Although tort reform in some states has reduced nonmeritorious legal suits, professional liability involving the obstetrician and compromised newborn continues to be a crisis. The medical record of the mother and newborn frequently has a paucity of data. This leads to the use of junk science, unethical expert witness testimony, and speculation in child birth litigation. The proportion of CP associated with intrapartum hypoxia-ischemia is 8% to 14.5%. We developed a clinical work-up for newborns based on our experience in reviewing 103 cases of alleged intrapartum asphyxia. These suggested clinical data are directly related to the four essential and five suggestive criteria proposed in defining an acute intrapartum event sufficient to cause CP. In this litigious society with tort reform still being debated, this work-up can favorably affect the current malpractice crisis. The evolution of a malpractice case can take years before a trial date is set.
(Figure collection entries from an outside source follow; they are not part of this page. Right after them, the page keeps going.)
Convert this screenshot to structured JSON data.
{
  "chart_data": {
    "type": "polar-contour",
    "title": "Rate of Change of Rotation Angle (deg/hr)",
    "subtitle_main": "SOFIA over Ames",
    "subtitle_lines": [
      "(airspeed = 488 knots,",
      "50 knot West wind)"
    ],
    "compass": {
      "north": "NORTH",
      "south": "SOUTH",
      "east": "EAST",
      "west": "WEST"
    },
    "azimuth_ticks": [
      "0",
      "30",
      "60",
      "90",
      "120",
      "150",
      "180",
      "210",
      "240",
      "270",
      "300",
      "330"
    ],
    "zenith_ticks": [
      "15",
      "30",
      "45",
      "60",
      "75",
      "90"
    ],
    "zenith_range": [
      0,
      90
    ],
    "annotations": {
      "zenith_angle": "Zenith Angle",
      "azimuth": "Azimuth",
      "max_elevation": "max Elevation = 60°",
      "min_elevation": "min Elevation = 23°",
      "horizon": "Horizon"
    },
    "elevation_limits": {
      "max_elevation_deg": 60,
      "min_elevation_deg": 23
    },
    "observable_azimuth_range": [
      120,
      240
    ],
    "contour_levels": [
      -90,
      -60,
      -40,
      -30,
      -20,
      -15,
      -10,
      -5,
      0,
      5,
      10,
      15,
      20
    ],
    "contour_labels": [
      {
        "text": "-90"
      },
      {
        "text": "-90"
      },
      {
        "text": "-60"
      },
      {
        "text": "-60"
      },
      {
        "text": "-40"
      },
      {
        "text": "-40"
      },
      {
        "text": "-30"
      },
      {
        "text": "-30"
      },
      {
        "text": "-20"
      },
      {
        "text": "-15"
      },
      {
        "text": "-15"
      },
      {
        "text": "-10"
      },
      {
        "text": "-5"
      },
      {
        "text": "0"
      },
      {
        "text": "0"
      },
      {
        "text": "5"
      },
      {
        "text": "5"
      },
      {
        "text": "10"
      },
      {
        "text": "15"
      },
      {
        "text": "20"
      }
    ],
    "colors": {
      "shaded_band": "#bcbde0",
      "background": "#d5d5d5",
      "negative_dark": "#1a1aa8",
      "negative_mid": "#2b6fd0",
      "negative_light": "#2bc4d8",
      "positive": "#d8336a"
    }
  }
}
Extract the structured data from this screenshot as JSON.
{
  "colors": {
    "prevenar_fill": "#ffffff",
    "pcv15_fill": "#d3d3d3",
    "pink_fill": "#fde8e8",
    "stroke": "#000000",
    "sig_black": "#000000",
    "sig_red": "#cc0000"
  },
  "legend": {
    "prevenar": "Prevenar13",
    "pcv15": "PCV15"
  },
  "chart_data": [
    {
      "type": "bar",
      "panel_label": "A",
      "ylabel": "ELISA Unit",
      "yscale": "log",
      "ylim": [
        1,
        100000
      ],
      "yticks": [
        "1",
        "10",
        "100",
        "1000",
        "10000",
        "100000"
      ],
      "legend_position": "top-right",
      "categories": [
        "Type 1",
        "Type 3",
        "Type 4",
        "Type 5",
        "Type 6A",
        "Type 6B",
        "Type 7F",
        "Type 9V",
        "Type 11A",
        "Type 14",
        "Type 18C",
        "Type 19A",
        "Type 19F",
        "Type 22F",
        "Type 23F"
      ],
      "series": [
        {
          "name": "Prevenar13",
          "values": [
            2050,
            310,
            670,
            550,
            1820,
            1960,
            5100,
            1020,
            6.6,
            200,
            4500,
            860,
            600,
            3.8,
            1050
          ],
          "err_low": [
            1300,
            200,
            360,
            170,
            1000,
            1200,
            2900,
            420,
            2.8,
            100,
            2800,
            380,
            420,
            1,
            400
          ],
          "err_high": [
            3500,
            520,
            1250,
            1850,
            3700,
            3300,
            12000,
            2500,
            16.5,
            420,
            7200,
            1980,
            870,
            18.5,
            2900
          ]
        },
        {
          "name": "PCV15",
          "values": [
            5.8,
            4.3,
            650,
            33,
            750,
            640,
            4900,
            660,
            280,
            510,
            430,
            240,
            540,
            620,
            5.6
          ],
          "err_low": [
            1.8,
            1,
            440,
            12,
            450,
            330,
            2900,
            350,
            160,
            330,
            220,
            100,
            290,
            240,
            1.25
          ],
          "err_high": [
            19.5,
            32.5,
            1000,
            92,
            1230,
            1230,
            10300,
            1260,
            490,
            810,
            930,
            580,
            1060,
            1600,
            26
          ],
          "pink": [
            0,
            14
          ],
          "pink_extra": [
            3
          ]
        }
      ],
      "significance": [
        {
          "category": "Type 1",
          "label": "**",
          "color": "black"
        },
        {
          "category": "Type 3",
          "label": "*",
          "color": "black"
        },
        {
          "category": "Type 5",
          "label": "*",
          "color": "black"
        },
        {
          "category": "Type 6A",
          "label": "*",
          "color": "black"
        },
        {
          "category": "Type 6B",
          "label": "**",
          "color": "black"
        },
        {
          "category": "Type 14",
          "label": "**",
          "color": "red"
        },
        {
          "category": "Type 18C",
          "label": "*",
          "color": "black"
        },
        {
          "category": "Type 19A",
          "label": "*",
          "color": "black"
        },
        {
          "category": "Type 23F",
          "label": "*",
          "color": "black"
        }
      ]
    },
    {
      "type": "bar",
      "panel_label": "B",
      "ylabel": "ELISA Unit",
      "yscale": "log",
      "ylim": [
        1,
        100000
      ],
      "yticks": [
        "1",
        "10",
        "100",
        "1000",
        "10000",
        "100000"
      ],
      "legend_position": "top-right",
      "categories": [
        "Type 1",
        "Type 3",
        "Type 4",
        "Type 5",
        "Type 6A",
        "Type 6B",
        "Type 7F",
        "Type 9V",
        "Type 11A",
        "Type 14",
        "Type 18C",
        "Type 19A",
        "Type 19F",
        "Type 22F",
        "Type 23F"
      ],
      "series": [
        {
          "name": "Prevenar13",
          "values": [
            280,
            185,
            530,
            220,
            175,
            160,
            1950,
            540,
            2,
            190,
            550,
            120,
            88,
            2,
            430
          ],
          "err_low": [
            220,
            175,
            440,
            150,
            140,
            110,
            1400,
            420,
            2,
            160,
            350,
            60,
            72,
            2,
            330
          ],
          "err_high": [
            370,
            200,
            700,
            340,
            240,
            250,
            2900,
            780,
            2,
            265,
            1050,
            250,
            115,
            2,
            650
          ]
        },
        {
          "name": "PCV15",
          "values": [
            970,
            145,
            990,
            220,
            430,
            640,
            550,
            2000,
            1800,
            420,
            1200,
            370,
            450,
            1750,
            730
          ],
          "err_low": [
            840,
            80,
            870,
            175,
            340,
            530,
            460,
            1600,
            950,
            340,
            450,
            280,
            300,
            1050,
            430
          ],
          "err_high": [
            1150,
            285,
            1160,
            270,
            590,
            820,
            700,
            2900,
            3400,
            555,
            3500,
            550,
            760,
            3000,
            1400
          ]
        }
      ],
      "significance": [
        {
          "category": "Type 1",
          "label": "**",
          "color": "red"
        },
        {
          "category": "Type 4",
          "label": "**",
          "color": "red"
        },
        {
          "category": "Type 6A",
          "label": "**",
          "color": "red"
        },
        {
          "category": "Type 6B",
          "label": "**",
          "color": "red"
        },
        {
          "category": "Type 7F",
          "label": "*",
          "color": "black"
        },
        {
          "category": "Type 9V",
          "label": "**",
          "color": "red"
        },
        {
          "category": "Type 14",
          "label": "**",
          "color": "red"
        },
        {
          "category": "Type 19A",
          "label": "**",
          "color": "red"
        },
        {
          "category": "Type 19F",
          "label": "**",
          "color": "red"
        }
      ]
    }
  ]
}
This protocol will result in significant objective data in the medical record and provide both defense and plaintiff expert evidence-based medicine to decide on the meritorious nature of the allegations. We recommend this protocol be considered in any depressed term/near-term newborn, as well as in newborns with the onset of seizures in the first 24 hours of life when the etiology is not clear. We emphasize that none of these observations sets the standard of care or reflects an exclusive standard of care.